NOAA reports that prolonged high temperatures have devastated parts of the reef and bleached corals. With sea surface temperatures above average since early December, the Marine Park has accumulated thermal stress, which increases the risk of coral bleaching. And the southern part of the reef was also hit by record temperatures in early 2020. The southern section of the Great Barrier Reef, which remained virtually untouched during the events of 2016 and 2017, was hit very hard this year.
And coral reefs are home to the highest biodiversity of any ecosystem in the world, making them some of the most biologically complex and valuable on the planet. Branching and table corals provide important structures for reef dwellers such as fish.
In addition, ocean acidification has likely reduced reef calcification on southern NSC corals (19). Growth can also be suppressed for several years after bleaching events (20), and some corals change their symbiont populations during times of heat stress, increasing the number of heat-tolerant symbiont types (21). It is known that if bleaching caused by stress is not severe, corals recover.

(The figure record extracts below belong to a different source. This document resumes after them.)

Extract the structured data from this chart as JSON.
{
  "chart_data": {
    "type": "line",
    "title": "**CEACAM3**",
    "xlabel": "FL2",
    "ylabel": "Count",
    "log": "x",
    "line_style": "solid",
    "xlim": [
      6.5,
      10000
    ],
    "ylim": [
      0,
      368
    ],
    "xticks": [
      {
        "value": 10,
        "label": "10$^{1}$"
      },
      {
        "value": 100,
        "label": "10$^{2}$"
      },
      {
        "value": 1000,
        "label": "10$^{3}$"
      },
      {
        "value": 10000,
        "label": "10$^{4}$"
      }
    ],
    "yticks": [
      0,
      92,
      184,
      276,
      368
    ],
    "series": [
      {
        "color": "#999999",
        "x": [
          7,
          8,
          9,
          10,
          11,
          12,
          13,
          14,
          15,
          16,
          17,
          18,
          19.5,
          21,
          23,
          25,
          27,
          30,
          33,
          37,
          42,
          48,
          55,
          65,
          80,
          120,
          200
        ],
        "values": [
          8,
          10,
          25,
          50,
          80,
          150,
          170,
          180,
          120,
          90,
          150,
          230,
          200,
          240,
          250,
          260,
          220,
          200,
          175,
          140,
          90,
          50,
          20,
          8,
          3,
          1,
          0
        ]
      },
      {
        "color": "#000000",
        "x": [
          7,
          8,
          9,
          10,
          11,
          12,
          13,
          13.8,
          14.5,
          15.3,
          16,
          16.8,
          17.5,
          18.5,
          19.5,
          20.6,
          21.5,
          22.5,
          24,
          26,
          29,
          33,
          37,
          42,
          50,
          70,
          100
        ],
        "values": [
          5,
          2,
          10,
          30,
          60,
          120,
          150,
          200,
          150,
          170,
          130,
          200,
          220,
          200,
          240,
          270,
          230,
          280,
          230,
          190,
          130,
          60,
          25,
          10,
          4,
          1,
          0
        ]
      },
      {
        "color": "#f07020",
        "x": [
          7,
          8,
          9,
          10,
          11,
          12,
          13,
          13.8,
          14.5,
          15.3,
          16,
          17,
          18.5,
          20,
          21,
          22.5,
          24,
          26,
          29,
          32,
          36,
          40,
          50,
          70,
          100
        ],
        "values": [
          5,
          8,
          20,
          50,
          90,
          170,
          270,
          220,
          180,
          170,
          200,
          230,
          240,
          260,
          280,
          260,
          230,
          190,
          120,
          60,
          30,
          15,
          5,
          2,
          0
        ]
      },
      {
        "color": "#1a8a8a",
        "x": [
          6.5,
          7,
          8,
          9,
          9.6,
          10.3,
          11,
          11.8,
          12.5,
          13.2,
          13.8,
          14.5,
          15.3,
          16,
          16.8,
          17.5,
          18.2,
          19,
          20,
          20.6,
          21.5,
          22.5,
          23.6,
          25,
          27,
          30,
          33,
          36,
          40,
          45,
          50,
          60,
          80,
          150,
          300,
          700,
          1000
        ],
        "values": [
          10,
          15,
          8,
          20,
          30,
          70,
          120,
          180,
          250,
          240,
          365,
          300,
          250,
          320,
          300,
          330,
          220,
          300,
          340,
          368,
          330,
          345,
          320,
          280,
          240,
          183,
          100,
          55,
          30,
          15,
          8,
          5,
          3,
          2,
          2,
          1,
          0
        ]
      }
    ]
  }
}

One factor to consider is the time it takes the coral to recover from a bleaching episode. The report says that many of the studies used in the projections include an "optimistic" recovery period of about five years. And, even if warming is limited to 1.5°C, about 70-90% of tropical coral reefs could disappear.
This means that any impact of pollution, overfishing or habitat destruction will be in addition to the expected damage from climate change. Our statistical model showed that coral reefs can quickly recover to 70% coral cover within 7 years if the hereditary effects of acute diseases and the intensity of chronic diseases are reduced (Fig.
While 40% of the reef remained intact, 25% suffered severe bleaching and 35% moderate bleaching. During that time, the reef experienced several localized cyclones, four mass bleaching events and two major eruptions of crown-of-thorns starfish (not to mention another major bleaching event earlier this year).
The authors found that coral abundance has drastically decreased in all colony sizes and in all coral taxa. Instead of healthy reef systems, there were miles and miles of bleached white corals. In the 2000s, grim reports of pale and crumbling coral have multiplied from remote atolls in the South Pacific, the Indian Ocean, the Red Sea and, once again this year, from the Great Barrier Reef in Australia, where the overheated Pacific Ocean has scorched corals by an entire eternity. the third time. once every five years. Among the key findings in the IPCC report is that 2°C global warming will result in the loss of 99% of the world's tropical coral reefs.